Les dommages soufferts par l'évêque et ses alliés furent évalués à la
somme énorme de 57,000 livres,
dont 32,000 à charge de la Cité, 18,500 pour compte des villes de
Dinant, Saint-Trond, Tongres, Thuin et Fosses et 6,500 à payer par cent et huit communes
de la Hesbaye ou des environs de Liège (1). La
Cité ne sachant comment se procurer une somme aussi considérable, avait obtenu du Pape
les dispenses nécessaires pour rétablir momentanément l'impôt de la Fermeté (2).

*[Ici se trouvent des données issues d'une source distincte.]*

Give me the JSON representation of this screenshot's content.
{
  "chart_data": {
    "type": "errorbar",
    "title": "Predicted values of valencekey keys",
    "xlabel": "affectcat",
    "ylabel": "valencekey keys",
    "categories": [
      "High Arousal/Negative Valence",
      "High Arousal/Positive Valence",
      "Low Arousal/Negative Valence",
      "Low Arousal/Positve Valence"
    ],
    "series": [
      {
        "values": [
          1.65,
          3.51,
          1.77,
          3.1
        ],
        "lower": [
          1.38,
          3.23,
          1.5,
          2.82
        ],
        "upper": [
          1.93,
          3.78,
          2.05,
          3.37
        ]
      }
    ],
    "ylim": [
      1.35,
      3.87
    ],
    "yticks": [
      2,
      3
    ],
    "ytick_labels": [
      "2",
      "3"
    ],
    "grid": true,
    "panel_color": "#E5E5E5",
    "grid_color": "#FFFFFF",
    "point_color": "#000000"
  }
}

Au sujet des wérixhas ou aisemences de la Cité, la Paix stipula que
le produit des ponts, des murs, des fossés et, en général, de tous les biens communs,
serait partagé également entre l'évêque et la Cité. Les commis chargés d'en faire la
perception devaient tenir les registres en double, pour servir à chacun des intéressés.
La propriété et l'administration de ces ponts, murs et fossés resteront à qui de
droit, « si avant que les esquevins de Liége wardent. » Quant à la lettre aux
assailles, que ceux de la Cité avaient extorquée aux échevins,
durant la guerre, elle est annulée.
Enfin, les régents de la Cité retireront les « varlets » qu'ils ont
nommés pour la garde de la ville. La haute police est restituée au mayeur (3).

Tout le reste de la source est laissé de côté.